Cyber Incident Victim: Rituals

On April 22, 2026, Rituals disclosed via an email to customers that it had identified an unauthorized download of members’ data from its membership database earlier that month. The compromised data included customers’ full names, dates of birth, gender, postal and email addresses, phone numbers, preferred Rituals store, and account type. The company explicitly stated that no passwords or payment information were accessed during the incident. Rituals said it immediately took measures to stop the unauthorized access and contained the situation.

Affected members are being notified directly, and the company advised recipients to stay alert for possible phishing messages. Rituals has launched an in‑depth forensic investigation to determine how the breach occurred and to identify preventive measures for the future, and it has reported the incident to the relevant authorities. A spokesperson declined to provide the exact number of affected individuals, citing security reasons, but noted that the membership database contains over 41 million records.
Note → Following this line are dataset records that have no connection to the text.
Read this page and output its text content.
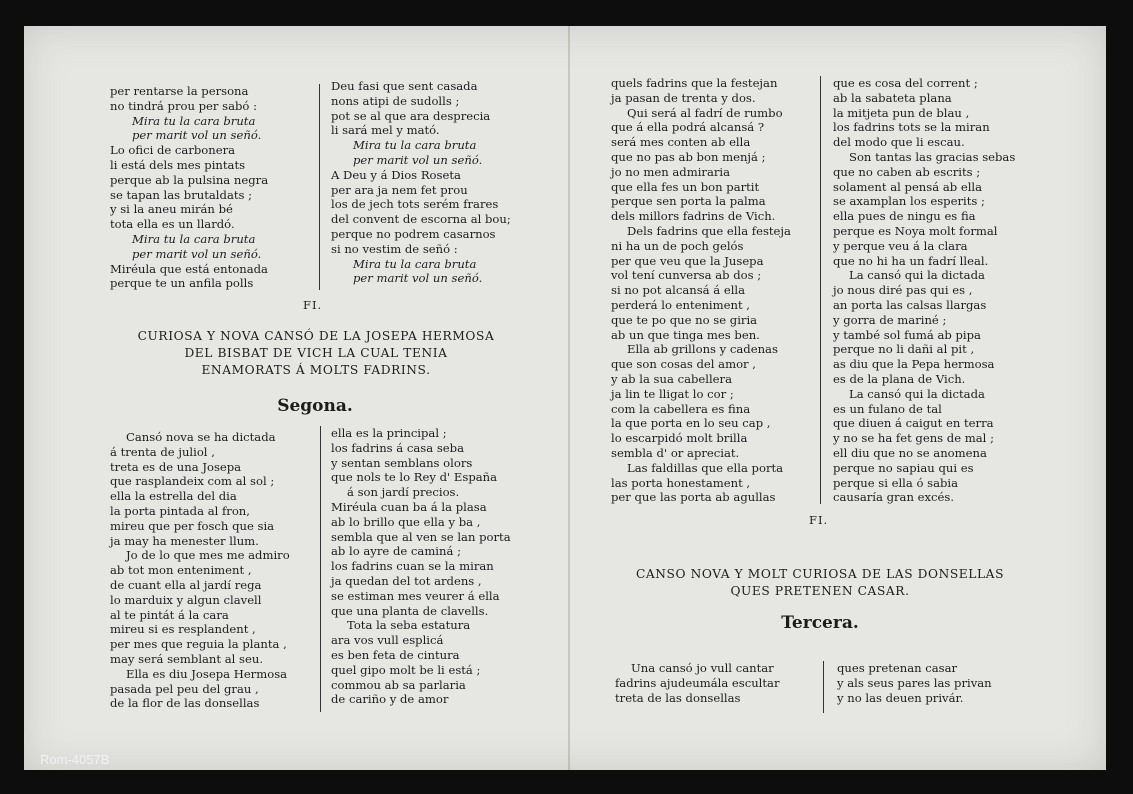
per rentarse la persona
no tindrá prou per sabó :
Mira tu la cara bruta
per marit vol un señó.
Lo ofici de carbonera
li está dels mes pintats
perque ab la pulsina negra
se tapan las brutaldats ;
y si la aneu mirán bé
tota ella es un llardó.
Mira tu la cara bruta
per marit vol un señó.
Miréula que está entonada
perque te un anfila polls
Deu fasi que sent casada
nons atipi de sudolls ;
pot se al que ara desprecia
li sará mel y mató.
Mira tu la cara bruta
per marit vol un señó.
A Deu y á Dios Roseta
per ara ja nem fet prou
los de jech tots serém frares
del convent de escorna al bou;
perque no podrem casarnos
si no vestim de señó :
Mira tu la cara bruta
per marit vol un señó.
FI.
CURIOSA Y NOVA CANSÓ DE LA JOSEPA HERMOSA
DEL BISBAT DE VICH LA CUAL TENIA
ENAMORATS Á MOLTS FADRINS.
Segona.
Cansó nova se ha dictada
á trenta de juliol ,
treta es de una Josepa
que rasplandeix com al sol ;
ella la estrella del dia
la porta pintada al fron,
mireu que per fosch que sia
ja may ha menester llum.
Jo de lo que mes me admiro
ab tot mon enteniment ,
de cuant ella al jardí rega
lo marduix y algun clavell
al te pintát á la cara
mireu si es resplandent ,
per mes que reguia la planta ,
may será semblant al seu.
Ella es diu Josepa Hermosa
pasada pel peu del grau ,
de la flor de las donsellas
ella es la principal ;
los fadrins á casa seba
y sentan semblans olors
que nols te lo Rey d' España
á son jardí precios.
Miréula cuan ba á la plasa
ab lo brillo que ella y ba ,
sembla que al ven se lan porta
ab lo ayre de caminá ;
los fadrins cuan se la miran
ja quedan del tot ardens ,
se estiman mes veurer á ella
que una planta de clavells.
Tota la seba estatura
ara vos vull esplicá
es ben feta de cintura
quel gipo molt be li está ;
commou ab sa parlaria
de cariño y de amor
quels fadrins que la festejan
ja pasan de trenta y dos.
Qui será al fadrí de rumbo
que á ella podrá alcansá ?
será mes conten ab ella
que no pas ab bon menjá ;
jo no men admiraria
que ella fes un bon partit
perque sen porta la palma
dels millors fadrins de Vich.
Dels fadrins que ella festeja
ni ha un de poch gelós
per que veu que la Jusepa
vol tení cunversa ab dos ;
si no pot alcansá á ella
perderá lo enteniment ,
que te po que no se giria
ab un que tinga mes ben.
Ella ab grillons y cadenas
que son cosas del amor ,
y ab la sua cabellera
ja lin te lligat lo cor ;
com la cabellera es fina
la que porta en lo seu cap ,
lo escarpidó molt brilla
sembla d' or apreciat.
Las faldillas que ella porta
las porta honestament ,
per que las porta ab agullas
que es cosa del corrent ;
ab la sabateta plana
la mitjeta pun de blau ,
los fadrins tots se la miran
del modo que li escau.
Son tantas las gracias sebas
que no caben ab escrits ;
solament al pensá ab ella
se axamplan los esperits ;
ella pues de ningu es fia
perque es Noya molt formal
y perque veu á la clara
que no hi ha un fadrí lleal.
La cansó qui la dictada
jo nous diré pas qui es ,
an porta las calsas llargas
y gorra de mariné ;
y també sol fumá ab pipa
perque no li dañi al pit ,
as diu que la Pepa hermosa
es de la plana de Vich.
La cansó qui la dictada
es un fulano de tal
que diuen á caigut en terra
y no se ha fet gens de mal ;
ell diu que no se anomena
perque no sapiau qui es
perque si ella ó sabia
causaría gran excés.
FI.
CANSO NOVA Y MOLT CURIOSA DE LAS DONSELLAS
QUES PRETENEN CASAR.
Tercera.
Una cansó jo vull cantar
fadrins ajudeumála escultar
treta de las donsellas
ques pretenan casar
y als seus pares las privan
y no las deuen privár.
Rom-4057B
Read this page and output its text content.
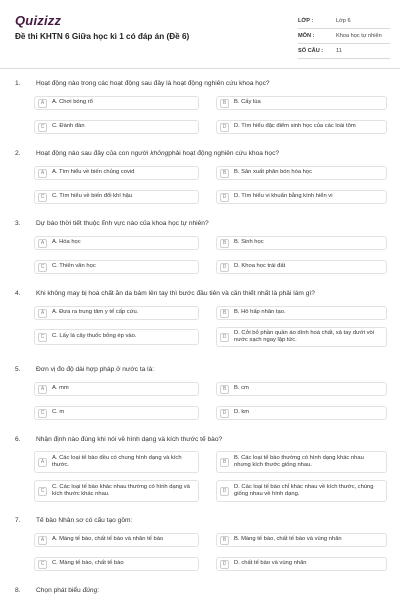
Quizizz
Đề thi KHTN 6 Giữa học kì 1 có đáp án (Đề 6)
LỚP :	Lớp 6
MÔN :	Khoa học tự nhiên
SỐ CÂU :	11
1. Hoạt động nào trong các hoạt động sau đây là hoạt động nghiên cứu khoa học?
A	A. Chơi bóng rổ	B	B. Cấy lúa
C	C. Đánh đàn	D	D. Tìm hiểu đặc điểm sinh học của các loài tôm
2. Hoạt động nào sau đây của con người khôngphải hoạt động nghiên cứu khoa học?
A	A. Tìm hiểu về biến chủng covid	B	B. Sản xuất phân bón hóa học
C	C. Tìm hiểu về biến đổi khí hậu	D	D. Tìm hiểu vi khuẩn bằng kính hiển vi
3. Dự báo thời tiết thuộc lĩnh vực nào của khoa học tự nhiên?
A	A. Hóa học	B	B. Sinh học
C	C. Thiên văn học	D	D. Khoa học trái đất
4. Khi không may bị hoá chất ăn da bám lên tay thì bước đầu tiên và cần thiết nhất là phải làm gì?
A	A. Đưa ra trung tâm y tế cấp cứu.	B	B. Hô hấp nhân tạo.
C	C. Lấy lá cây thuốc bỏng ép vào.	D
D. Cởi bỏ phần quần áo dính hoá chất, xả tay dưới vòi nước sạch ngay lập tức.
5. Đơn vị đo độ dài hợp pháp ở nước ta là:
A	A. mm	B	B. cm
C	C. m	D	D. km
6. Nhận định nào đúng khi nói về hình dạng và kích thước tế bào?
A
A. Các loại tế bào đều có chung hình dạng và kích thước.	B
B. Các loại tế bào thường có hình dạng khác nhau nhưng kích thước giống nhau.
C
C. Các loại tế bào khác nhau thường có hình dạng và kích thước khác nhau.	D
D. Các loại tế bào chỉ khác nhau về kích thước, chúng giống nhau về hình dạng.
7. Tế bào Nhân sơ có cấu tạo gồm:
A	A. Màng tế bào, chất tế bào và nhân tế bào	B	B. Màng tế bào, chất tế bào và vùng nhân
C	C. Màng tế bào, chất tế bào	D	D. chất tế bào và vùng nhân
8. Chọn phát biểu đúng:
The spokesperson also confirmed that the stolen data pertains to customers in Europe and the United Kingdom, with additional notifications sent to some users in the United States.

Rituals operates over 1,170 shops and 4,200 shop‑in‑shops across more than two dozen countries and reported €2.4 billion in revenue for 2025. The company said it is not aware of the stolen information being made publicly available and has not observed any known ransomware or extortion group claiming responsibility for the attack. This breach follows a series of similar intrusions at other European retailers in the past year, including incidents at UK grocery chains Co‑op and Marks & Spencer. Rituals declined to share further specifics about the attackers or a more precise timeline, citing security reasons.